With compatriots Edvard Grieg (1843-1907) and Johan Svendsen (1840-1911), Sinding ranks as one of the great composers from the golden age of Norwegian music (1890s-1920s).[4] Having become a member of the Order of St. Olav in 1905, he later secured the title of Commander (1916) and ultimately was bestowed the Grand Cross (1938). Also in 1905, he was appointed Commander of the Order of Vasa and became a member of the Royal Swedish Academy of Music. In 1915, he received a life pension of 4,000 crowns for "distinguished service," and the next year, to commemorate his sixtieth birthday, the Norwegian government awarded him 30,000 crowns, recognizing him as the heir to Grieg and celebrating his fame throughout Europe.

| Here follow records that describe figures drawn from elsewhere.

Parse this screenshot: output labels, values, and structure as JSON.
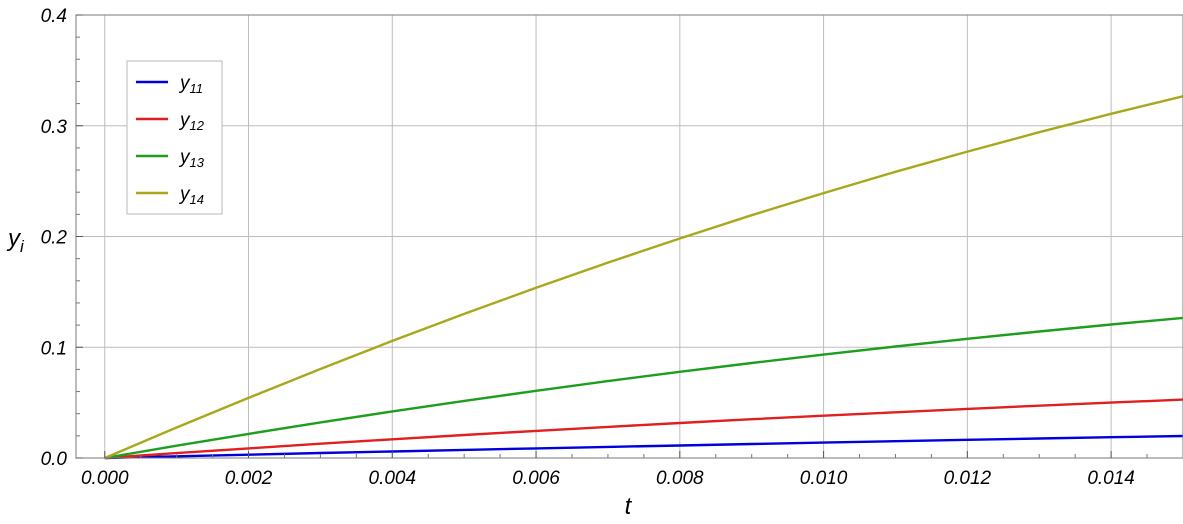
{
  "chart_data": {
    "type": "line",
    "xlabel": "t",
    "ylabel": "y",
    "ylabel_sub": "i",
    "xlim": [
      -0.0004,
      0.015
    ],
    "ylim": [
      0.0,
      0.4
    ],
    "x_ticks": [
      0.0,
      0.002,
      0.004,
      0.006,
      0.008,
      0.01,
      0.012,
      0.014
    ],
    "x_tick_labels": [
      "0.000",
      "0.002",
      "0.004",
      "0.006",
      "0.008",
      "0.010",
      "0.012",
      "0.014"
    ],
    "y_ticks": [
      0.0,
      0.1,
      0.2,
      0.3,
      0.4
    ],
    "y_tick_labels": [
      "0.0",
      "0.1",
      "0.2",
      "0.3",
      "0.4"
    ],
    "grid": true,
    "legend_position": "top-left",
    "x": [
      0.0,
      0.001,
      0.002,
      0.003,
      0.004,
      0.005,
      0.006,
      0.007,
      0.008,
      0.009,
      0.01,
      0.011,
      0.012,
      0.013,
      0.014,
      0.015
    ],
    "series": [
      {
        "name": "y",
        "name_sub": "11",
        "color": "#0000dd",
        "values": [
          0.0,
          0.0015,
          0.003,
          0.0045,
          0.0059,
          0.0073,
          0.0087,
          0.01,
          0.0113,
          0.0126,
          0.0139,
          0.0152,
          0.0164,
          0.0176,
          0.0188,
          0.0199
        ]
      },
      {
        "name": "y",
        "name_sub": "12",
        "color": "#e02020",
        "values": [
          0.0,
          0.0044,
          0.0087,
          0.0129,
          0.0169,
          0.0208,
          0.0245,
          0.0281,
          0.0316,
          0.035,
          0.0382,
          0.0413,
          0.0443,
          0.0472,
          0.05,
          0.0527
        ]
      },
      {
        "name": "y",
        "name_sub": "13",
        "color": "#1e9e1e",
        "values": [
          0.0,
          0.0111,
          0.0218,
          0.0321,
          0.0421,
          0.0516,
          0.0607,
          0.0694,
          0.0778,
          0.0858,
          0.0934,
          0.1007,
          0.1076,
          0.1142,
          0.1205,
          0.1265
        ]
      },
      {
        "name": "y",
        "name_sub": "14",
        "color": "#a8a81c",
        "values": [
          0.0,
          0.0275,
          0.0543,
          0.0804,
          0.1057,
          0.1301,
          0.1537,
          0.1764,
          0.1982,
          0.2192,
          0.2392,
          0.2584,
          0.2767,
          0.2942,
          0.3108,
          0.3266
        ]
      }
    ]
  }
}
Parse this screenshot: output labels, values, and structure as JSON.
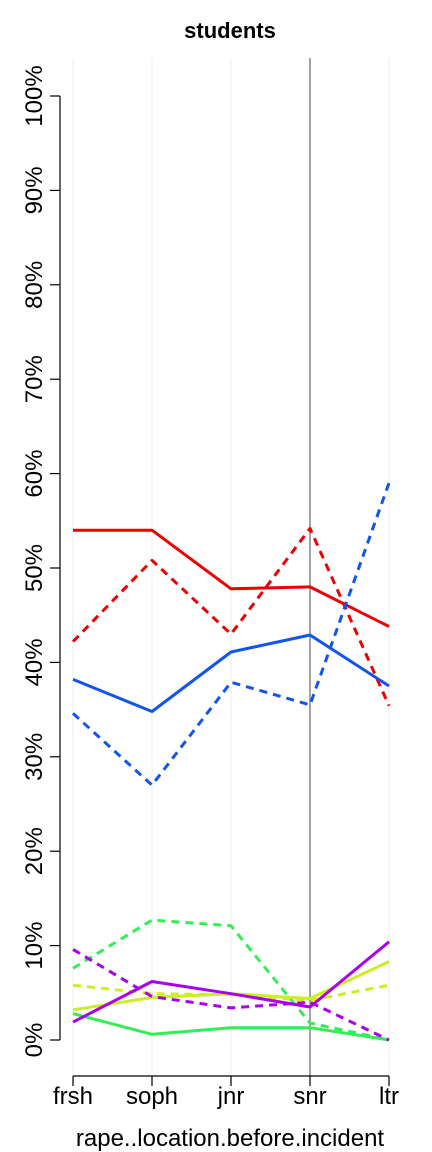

Despite Sinding's success, the legacy of this distinguished composer has been shrouded in politics and controversy. This may have been precipitated by poor health: beginning in the 1930s Sinding suffered from a severe form of dementia. Eight weeks before his death, he joined the Nasjonal Samling (the Norwegian Nazi party). Whether or not he was completely cognizant of this decision is debatable, considering his concerted fight for the rights of Jewish musicians in the early 1930s and the comments he had made challenging the Nazi occupation of Norway. Nevertheless, following Norway's liberation from the Nazi party at the end of World War II, the Norwegian national broadcasting system boycotted Sinding along with others who were associated with the Nazi party, leaving him in relative obscurity during the remaining decades of the twentieth century.


Fortunately, Sinding's music has experienced a renaissance over the past few years. His most famous composition, Frühlingsrauschen, has been recorded several times. Recently EGSOD vice president Dr. Jean Marie Hellner published a preface for a reissue of his Rondo Infinito, which he composed in 1886. Click here for a catalog of Sinding's compositions and here for a discography.

[1] The brilliant performance of this quintet prompted a local critic to write: "The work demonstrates in all of its four movements a simply astounding talent for invention and combination as well as a wonderful sense of sound effect. At the same time, the ideas are so masterfully disposed and such a splendid opposition of themes is in evidence throughout, that one cannot cease to voice one's admiration for this very important musical talent that expresses itself, daring and individual everywhere." (http://www.interlude.hk/front/christian-august-sinding-1856-1941-forgotten-norwegian-composer/) [2] A complete list of his works was published by Ö. Gaukstad in Norsk Musikkgranskning arbok (Oslo: 1938). [3] Henri Marteau, "Christian Sinding: Man and Musician," in The Great in Music: A Systematic Course of Study in the Music of Classical and Modern Composers, ed. by W. S. B. Mathews (Chicago: Music Magazine Publishing Company, 1900), 103. [4] Edward Burlingame Hill noted that "with the exception of Edward [sic] Grieg, there is no Norwegian composer at the present time who enjoys so great a popularity and reputation among his countrymen as Sinding." Edward Burlingame Hill, "Christian Sinding," The Etude 23, no. 8 (August 1905): 314.